D’où il se trouvait, Bryan pouvait embrasser du regard toute la cité. Elle était spacieuse et la plupart des maisons étaient basses, réparties sur des rues larges qui sinuaient dans l’agglomération. Minuit était passé et la plupart des fenêtres des demeures étaient obscures, mais, au bord de chaque toit, il y avait de minuscules points lumineux, de même que sur les balcons et les parapets. Près du fleuve se dressaient des constructions plus importantes, de hauteurs différentes, plus élancées que les autres, tout autant illuminées, mais baignées de couleurs qui ne rappelaient en rien l’orangé des luminaires à l’huile. Chaque façade de ces bâtiments, remarqua Bryan, était bleue, verte, ambre ou aigue-marine. Et de nombreuses fenêtres brillaient dans la nuit.
— On dirait une ville de conte de fées ! souffla Sukey. Avec toutes ces lumières qui brillent !
Creyn s’était approché. Il dit :
— Chaque habitant de Roniah doit contribuer à l’éclairage urbain. Généralement, c’est de l’huile d’olive que l’on brûle, car elle est extrêmement commune. Les bâtiments Tanu que vous voyez sont éclairés par des moyens plus sophistiqués, des lampes qui fonctionnent par l’accumulation des émanations métapsychiques.
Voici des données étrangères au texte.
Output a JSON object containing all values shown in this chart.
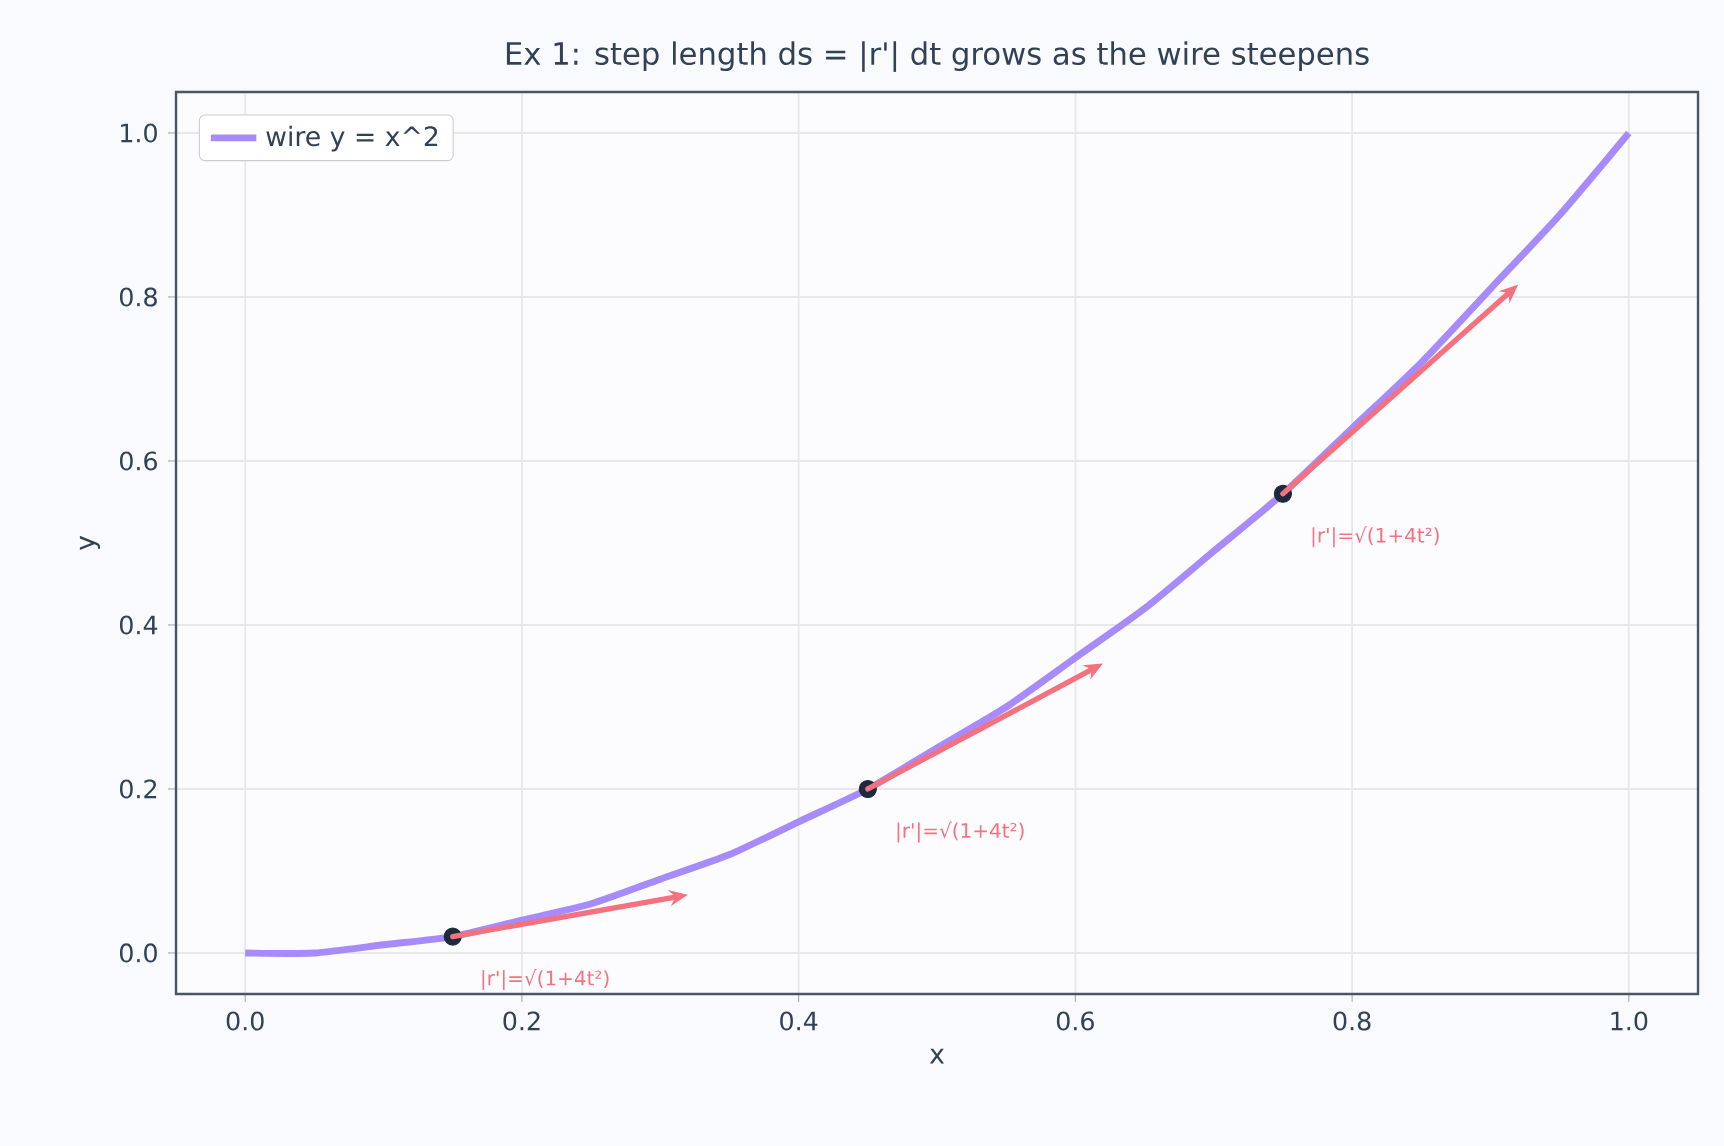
{
  "chart_data": {
    "type": "line",
    "title": "Ex 1: step length ds = |r'| dt grows as the wire steepens",
    "xlabel": "x",
    "ylabel": "y",
    "xlim": [
      -0.05,
      1.05
    ],
    "ylim": [
      -0.05,
      1.05
    ],
    "xticks": [
      {
        "value": 0,
        "label": "0.0"
      },
      0.2,
      0.4,
      0.6,
      0.8,
      {
        "value": 1,
        "label": "1.0"
      }
    ],
    "yticks": [
      {
        "value": 0,
        "label": "0.0"
      },
      0.2,
      0.4,
      0.6,
      0.8,
      {
        "value": 1,
        "label": "1.0"
      }
    ],
    "grid": true,
    "legend": "top left",
    "series": [
      {
        "name": "wire y = x^2",
        "color": "#a78bfa",
        "x": [
          0,
          0.05,
          0.1,
          0.15,
          0.2,
          0.25,
          0.3,
          0.35,
          0.4,
          0.45,
          0.5,
          0.55,
          0.6,
          0.65,
          0.7,
          0.75,
          0.8,
          0.85,
          0.9,
          0.95,
          1.0
        ],
        "values": [
          0,
          0,
          0.01,
          0.02,
          0.04,
          0.06,
          0.09,
          0.12,
          0.16,
          0.2,
          0.25,
          0.3,
          0.36,
          0.42,
          0.49,
          0.56,
          0.64,
          0.72,
          0.81,
          0.9,
          1.0
        ]
      },
      {
        "type": "scatter",
        "color": "#1e293b",
        "x": [
          0.15,
          0.45,
          0.75
        ],
        "values": [
          0.02,
          0.2,
          0.56
        ]
      }
    ],
    "annotations": [
      "|r'|=√(1+4t²)",
      "|r'|=√(1+4t²)",
      "|r'|=√(1+4t²)"
    ]
  }
}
Ils se remirent en route. La piste se transforma bientôt en une route pavée de granit qui s’élargit peu à peu comme ils approchaient de la grande avenue à colonnes. Bryan remarqua alors des structures de bambou disposées à intervalles réguliers, séparées par des buissons et des bouquets de palmiers. Creyn lui expliqua que c’était autant de stands destinés à accueillir chaque mois les artisans locaux aussi bien que les marchands venus avec les caravanes de toutes les régions pour proposer des produits de luxe. Une fois l’an, il y avait une grande foire et les visiteurs accouraient de toute l’Europe occidentale.